Cette crise n'est pas spécifiquement celle de l'Hôtel-Dieu, car tout un système se trouve menacé. Ce qui affecte aujourd'hui l'Hôtel-Dieu n'est que la déclinaison locale d'une voie ouverte à la privatisation du système de santé. Au sein de l'AP-HP, d'autres hôpitaux sont menacés de fermeture, Tenon dans le XXe arrondissement, Antoine Béclère à Clamart, et de nombreux services partout sur Paris. L'égalité d'accès aux soins prend un mauvais coup. La suite, nous la connaissons, il suffit d'observer certains "exemples" étrangers : faute de pouvoir se faire soigner dans une structure publique près de chez soi, les habitants vont devoir se tourner vers les cliniques et assureurs privés. Bref, se dessine une médecine de confort pour ceux qui ont les moyens, pour les autres la vétusté de l'hôpital public.

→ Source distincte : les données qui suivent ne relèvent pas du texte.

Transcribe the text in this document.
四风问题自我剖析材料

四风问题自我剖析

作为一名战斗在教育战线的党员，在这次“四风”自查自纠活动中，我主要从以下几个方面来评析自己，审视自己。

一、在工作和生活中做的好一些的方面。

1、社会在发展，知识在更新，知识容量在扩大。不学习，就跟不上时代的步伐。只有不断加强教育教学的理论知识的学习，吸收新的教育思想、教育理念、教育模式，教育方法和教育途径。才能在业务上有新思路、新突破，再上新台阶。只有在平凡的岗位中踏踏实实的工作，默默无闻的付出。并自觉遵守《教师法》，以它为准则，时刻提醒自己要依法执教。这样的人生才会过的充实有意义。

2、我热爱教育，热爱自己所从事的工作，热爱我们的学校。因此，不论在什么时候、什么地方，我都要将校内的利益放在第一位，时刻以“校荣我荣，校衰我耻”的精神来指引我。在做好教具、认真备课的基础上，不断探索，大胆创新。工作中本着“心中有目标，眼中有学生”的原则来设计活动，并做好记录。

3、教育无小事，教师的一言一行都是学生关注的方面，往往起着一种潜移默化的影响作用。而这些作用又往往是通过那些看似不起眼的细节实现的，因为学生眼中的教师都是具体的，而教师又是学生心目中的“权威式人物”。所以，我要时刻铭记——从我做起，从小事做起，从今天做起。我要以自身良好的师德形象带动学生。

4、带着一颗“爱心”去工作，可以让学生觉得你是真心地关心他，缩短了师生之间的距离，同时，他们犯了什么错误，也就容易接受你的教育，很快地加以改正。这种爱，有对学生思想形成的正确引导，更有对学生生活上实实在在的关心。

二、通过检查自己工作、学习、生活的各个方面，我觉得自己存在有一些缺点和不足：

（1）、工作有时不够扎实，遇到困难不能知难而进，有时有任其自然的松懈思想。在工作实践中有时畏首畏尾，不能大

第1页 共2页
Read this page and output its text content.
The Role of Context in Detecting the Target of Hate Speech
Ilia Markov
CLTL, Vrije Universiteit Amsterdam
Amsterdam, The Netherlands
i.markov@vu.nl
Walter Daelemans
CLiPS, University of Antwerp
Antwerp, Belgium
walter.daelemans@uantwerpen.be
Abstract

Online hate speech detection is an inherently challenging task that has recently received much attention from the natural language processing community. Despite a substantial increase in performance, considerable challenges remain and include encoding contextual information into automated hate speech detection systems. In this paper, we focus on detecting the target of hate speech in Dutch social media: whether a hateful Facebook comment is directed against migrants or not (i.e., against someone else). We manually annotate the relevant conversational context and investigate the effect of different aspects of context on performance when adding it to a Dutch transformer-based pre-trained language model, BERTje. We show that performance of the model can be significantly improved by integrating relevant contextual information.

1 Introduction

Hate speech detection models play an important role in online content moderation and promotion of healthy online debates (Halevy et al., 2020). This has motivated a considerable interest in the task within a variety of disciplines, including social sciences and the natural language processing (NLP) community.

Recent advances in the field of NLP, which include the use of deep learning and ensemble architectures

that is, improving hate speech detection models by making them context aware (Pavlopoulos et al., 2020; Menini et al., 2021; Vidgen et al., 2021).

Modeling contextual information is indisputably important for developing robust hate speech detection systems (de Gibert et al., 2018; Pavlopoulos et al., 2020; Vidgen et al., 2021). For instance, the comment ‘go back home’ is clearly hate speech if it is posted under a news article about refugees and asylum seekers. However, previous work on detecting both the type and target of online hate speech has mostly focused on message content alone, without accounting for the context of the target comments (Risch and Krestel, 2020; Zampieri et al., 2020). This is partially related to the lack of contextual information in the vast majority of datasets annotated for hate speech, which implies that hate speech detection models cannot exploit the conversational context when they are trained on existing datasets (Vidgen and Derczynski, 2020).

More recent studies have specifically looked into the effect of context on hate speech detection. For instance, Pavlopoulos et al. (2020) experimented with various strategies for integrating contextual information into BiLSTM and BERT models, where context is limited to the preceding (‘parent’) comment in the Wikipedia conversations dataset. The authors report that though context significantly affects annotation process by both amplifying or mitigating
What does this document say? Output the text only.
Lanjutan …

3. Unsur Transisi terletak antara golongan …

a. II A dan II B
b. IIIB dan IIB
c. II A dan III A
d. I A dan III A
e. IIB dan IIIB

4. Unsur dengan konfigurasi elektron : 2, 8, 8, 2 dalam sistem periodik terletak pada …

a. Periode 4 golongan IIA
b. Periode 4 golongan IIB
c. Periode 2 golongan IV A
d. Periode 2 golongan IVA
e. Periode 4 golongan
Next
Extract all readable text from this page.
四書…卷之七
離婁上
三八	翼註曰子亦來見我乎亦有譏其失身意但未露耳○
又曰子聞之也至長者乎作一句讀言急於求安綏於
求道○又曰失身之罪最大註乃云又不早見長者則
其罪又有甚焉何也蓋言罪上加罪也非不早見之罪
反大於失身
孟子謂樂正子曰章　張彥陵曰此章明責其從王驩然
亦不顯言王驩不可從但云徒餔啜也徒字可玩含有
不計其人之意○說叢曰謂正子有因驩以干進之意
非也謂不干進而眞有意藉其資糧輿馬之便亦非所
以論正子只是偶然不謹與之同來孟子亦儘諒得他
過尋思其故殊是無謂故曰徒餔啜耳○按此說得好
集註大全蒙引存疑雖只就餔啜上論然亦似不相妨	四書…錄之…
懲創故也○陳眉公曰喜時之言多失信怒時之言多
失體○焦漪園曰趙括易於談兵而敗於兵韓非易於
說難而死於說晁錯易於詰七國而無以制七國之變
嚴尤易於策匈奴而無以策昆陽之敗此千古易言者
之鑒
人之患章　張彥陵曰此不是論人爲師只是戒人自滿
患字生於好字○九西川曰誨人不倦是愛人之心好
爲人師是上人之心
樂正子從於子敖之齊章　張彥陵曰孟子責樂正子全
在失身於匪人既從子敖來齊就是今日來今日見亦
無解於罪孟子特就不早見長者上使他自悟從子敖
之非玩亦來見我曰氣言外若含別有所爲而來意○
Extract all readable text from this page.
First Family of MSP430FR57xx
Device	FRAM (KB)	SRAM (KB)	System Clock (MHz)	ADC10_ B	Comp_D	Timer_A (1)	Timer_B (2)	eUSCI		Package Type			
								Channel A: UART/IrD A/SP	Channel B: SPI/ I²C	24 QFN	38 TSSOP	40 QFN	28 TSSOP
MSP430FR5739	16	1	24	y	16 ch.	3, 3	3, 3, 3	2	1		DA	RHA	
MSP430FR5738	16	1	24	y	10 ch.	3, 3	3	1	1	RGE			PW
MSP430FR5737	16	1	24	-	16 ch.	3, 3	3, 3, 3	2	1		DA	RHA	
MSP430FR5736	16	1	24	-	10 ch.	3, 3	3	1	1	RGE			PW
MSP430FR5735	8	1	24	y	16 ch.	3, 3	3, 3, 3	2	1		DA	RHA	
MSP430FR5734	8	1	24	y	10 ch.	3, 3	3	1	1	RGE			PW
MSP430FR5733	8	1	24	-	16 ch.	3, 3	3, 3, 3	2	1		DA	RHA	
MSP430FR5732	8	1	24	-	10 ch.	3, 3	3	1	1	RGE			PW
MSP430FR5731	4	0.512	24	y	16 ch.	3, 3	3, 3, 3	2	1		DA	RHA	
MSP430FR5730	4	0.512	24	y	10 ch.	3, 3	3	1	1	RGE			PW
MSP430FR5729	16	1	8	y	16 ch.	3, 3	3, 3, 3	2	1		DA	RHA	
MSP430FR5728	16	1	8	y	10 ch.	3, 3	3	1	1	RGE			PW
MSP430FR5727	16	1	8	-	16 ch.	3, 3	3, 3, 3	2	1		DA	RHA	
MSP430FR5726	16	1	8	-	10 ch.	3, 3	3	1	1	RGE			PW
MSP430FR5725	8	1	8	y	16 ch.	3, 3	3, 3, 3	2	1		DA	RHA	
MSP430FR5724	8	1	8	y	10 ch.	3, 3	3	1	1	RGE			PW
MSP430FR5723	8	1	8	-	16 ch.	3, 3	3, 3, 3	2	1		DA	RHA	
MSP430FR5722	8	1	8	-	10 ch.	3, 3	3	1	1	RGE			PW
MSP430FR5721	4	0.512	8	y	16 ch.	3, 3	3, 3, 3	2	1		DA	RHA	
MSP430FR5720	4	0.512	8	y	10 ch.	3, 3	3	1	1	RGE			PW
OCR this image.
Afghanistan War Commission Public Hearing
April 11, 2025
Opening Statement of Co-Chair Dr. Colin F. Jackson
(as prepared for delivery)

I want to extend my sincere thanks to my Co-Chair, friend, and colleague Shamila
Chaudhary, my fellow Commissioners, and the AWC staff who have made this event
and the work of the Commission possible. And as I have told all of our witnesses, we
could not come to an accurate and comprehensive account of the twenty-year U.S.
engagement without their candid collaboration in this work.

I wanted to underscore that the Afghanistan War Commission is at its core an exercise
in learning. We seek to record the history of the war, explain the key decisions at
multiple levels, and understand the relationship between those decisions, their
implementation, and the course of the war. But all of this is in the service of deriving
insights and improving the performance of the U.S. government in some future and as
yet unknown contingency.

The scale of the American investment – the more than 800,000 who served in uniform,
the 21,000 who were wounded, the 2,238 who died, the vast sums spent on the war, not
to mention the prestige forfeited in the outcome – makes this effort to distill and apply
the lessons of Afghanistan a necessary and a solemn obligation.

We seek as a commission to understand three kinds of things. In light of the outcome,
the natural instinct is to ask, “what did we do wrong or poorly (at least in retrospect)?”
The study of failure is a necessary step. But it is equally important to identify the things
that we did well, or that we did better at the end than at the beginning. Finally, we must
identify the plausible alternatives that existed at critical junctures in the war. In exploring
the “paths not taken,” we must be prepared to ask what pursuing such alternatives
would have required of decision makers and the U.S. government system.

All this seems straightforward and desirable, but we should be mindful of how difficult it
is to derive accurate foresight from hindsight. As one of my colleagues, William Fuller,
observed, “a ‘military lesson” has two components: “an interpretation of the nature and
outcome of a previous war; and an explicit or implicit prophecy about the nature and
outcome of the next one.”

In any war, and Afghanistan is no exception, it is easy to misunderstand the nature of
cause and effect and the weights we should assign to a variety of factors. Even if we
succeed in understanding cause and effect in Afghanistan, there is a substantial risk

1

L'Hôtel-Dieu, fut récemment promoteur d'une réflexion sur les mutations sanitaires et sociales, porteur d'un projet pour le système de santé de demain, fondé sur les urgences, l'ambulatoire et un hôpital universitaire de santé publique. L'AP- HP, qui voulait en faire "l'hôpital de santé publique de demain", "le symbole de l'innovation et de l'ambition en matière de santé", dixit son ancien directeur général, n'a rien trouvé de mieux à faire que programmer sa fermeture, pour réaliser une opération de spéculation immobilière. Cela illustre parfaitement une société où l'argent est roi, et où l'humain n'est plus au cœur des politiques. Triste avenir pour les générations futures.